Tien-Lun ist da eine Ausnahme. Er besitzt ein Gespür für Dinge jenseits von Steckdosen und Wolldecken und hat für Tripadvisor bislang mehr als 300 Hotel- und Restauranturteile gepostet. Holidaycheck sei ihm ein wenig zu deutsch, sagt der Vielbewerter mit Wurzeln in Taiwan, der als Logistikleiter eines Chemiekonzerns in Basel arbeitet. Das Treffen mit Tien-Lun findet in Frankfurt statt, in einem Businesshotel der Wyndham-Grand-Kette.
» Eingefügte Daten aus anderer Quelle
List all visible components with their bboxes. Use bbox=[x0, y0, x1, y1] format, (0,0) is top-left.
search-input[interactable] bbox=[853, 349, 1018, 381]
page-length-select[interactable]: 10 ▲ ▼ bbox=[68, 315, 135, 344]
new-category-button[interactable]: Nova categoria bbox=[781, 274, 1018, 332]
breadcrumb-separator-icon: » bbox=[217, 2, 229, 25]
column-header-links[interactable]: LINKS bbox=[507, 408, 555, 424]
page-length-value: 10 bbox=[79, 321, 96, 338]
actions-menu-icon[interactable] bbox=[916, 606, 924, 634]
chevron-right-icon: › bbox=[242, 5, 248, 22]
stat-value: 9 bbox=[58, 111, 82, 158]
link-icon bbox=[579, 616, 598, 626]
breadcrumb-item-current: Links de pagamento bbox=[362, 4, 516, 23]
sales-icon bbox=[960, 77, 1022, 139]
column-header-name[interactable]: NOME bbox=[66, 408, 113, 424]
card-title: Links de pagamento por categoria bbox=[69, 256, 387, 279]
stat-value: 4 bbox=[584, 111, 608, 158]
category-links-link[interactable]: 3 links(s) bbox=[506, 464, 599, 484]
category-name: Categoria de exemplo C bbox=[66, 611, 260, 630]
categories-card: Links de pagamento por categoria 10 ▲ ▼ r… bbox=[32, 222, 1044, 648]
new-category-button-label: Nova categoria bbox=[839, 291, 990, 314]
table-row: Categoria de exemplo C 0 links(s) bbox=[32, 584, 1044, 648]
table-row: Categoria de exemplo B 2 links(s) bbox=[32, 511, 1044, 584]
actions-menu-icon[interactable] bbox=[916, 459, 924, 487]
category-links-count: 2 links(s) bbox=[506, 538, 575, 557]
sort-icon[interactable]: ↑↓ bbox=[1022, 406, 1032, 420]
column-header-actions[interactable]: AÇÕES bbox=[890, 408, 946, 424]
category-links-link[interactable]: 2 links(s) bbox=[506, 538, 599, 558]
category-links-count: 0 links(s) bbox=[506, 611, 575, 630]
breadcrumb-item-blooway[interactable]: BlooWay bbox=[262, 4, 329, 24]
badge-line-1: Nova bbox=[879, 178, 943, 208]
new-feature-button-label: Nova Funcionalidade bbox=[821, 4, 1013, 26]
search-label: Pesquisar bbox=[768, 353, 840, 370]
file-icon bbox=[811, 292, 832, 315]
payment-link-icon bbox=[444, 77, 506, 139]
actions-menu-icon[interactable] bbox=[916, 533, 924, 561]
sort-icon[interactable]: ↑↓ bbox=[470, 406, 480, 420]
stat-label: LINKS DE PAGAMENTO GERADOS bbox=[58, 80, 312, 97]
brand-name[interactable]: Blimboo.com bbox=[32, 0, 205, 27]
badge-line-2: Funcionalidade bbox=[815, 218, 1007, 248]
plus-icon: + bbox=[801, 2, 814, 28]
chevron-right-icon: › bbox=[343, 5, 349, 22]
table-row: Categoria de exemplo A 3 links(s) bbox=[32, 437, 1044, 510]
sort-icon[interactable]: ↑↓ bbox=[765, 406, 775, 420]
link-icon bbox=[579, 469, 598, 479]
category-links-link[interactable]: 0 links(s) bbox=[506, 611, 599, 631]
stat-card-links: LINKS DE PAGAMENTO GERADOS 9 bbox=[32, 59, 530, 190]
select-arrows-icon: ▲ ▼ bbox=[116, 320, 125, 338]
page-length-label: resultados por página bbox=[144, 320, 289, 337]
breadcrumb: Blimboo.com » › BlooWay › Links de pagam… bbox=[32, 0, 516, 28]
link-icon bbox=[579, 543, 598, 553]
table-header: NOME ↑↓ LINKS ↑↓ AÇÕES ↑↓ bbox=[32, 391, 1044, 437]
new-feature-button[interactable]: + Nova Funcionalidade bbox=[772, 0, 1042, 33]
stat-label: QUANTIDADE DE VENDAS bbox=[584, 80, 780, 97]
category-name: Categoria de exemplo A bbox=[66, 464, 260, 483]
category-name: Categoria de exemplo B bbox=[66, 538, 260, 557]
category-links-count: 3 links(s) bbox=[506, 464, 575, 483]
Das Hotel schätzt er, „weil es ziemlich gut zeigt, wie ich ticke“. Er wurde darauf aufmerksam, weil es keine Messeaufschläge erhebt – eine krasse Ausnahme in Frankfurt. „Als Kostenstellenleiter will ich das Beste für mein Geld, egal, ob geschäftlich oder privat.“
Die Lobby ist von nordischer Coolness. Nachtblaue Schalensessel kontrastieren mit Betonsäulen, berghüttengemütliche Tierfelle mit Regalen im Industriedesign. Tien-Lun steckt noch im Mantel, als er auf die edlen Wasserkaraffen zeigt, die für Wartende am Rezeptionstresen bereitstehen. „Das allein sagt schon alles. Wer an so etwas denkt, der kümmert sich auch“, erklärt er und vergleicht den Materialwert dieser Geste mit ihrem Effekt auf den Gast. Er wird das an diesem Nachmittag noch öfter tun. Wenn Silvia den Typus der Perfektionistin verkörpert, Adrian den Rächer und Annemarie die Chronistin, dann ist Tien-Lun der Zeichendeuter. Zwar teilt auch er gern mal aus. Er sagt: „Ein Hotel ist wie ein alter Motor. Ab und zu muss man beides treten, damit es wieder rundläuft.“ Aber im Wyndham Grand läuft es für ihn rund genug.
Auch das chinesisch-malaysische Restaurant zwischen den neonspeienden Bordellen des Bahnhofsviertels ist eine klare Empfehlung. Tien-Lun preist es bei Tripadvisor, wo nicht alle begeistert sind. „Ich würde nur dorthin gehen, wenn ich wirklich verzweifelt bin für Malaysian Essen“, schreibt einer. Das Lokal ist angenehm schnickschnackfrei. Tien-Luns Augen folgen verzückt dem geschmeidigen Hin und Her der Kellner. Es ist, als genösse er ein Ballett. Dann bestellt er auf Chinesisch, und kurz darauf füllt sich der Tisch mit Dim Sum und Hainan-Huhn, mit Schweinebauch, scharfen Riesengarnelen und Klebreis im Lotusblatt. Es schmeckt so köstlich, dass man jeden Einzelnen aus der Küchenmannschaft umarmen möchte.
Wäre man auch hier gelandet, hätte man sämtliche Tripadvisor-Kommentare über Tien-Luns Lieblingsasiaten hochgerechnet? Wohl kaum. Dafür hätte einem zu sehr der Kopf geschwirrt. Schon wahr, dass der Schwarm von den Launen einer einzigen Kritikerpersönlichkeit befreit. Dass er immer auf dem neuesten Stand ist. Und dass er bei allen Widersprüchen verlässliche Tendenzen abbildet. Doch die gratis hingeworfenen Wertungen verbeißen sich leicht in ermüdende Details – und machen dadurch früher oder später wieder Lust auf die Zuspitzungen des guten alten Reiseführers.
Da hilft nur die Ausschau nach Bewertergefährten wie Tien-Lun. Oder die Erinnerung an Friedrich Hebbel. Der kannte zwar kein Internet, dafür aber den Gott des Reisenden. Es ist der Zufall.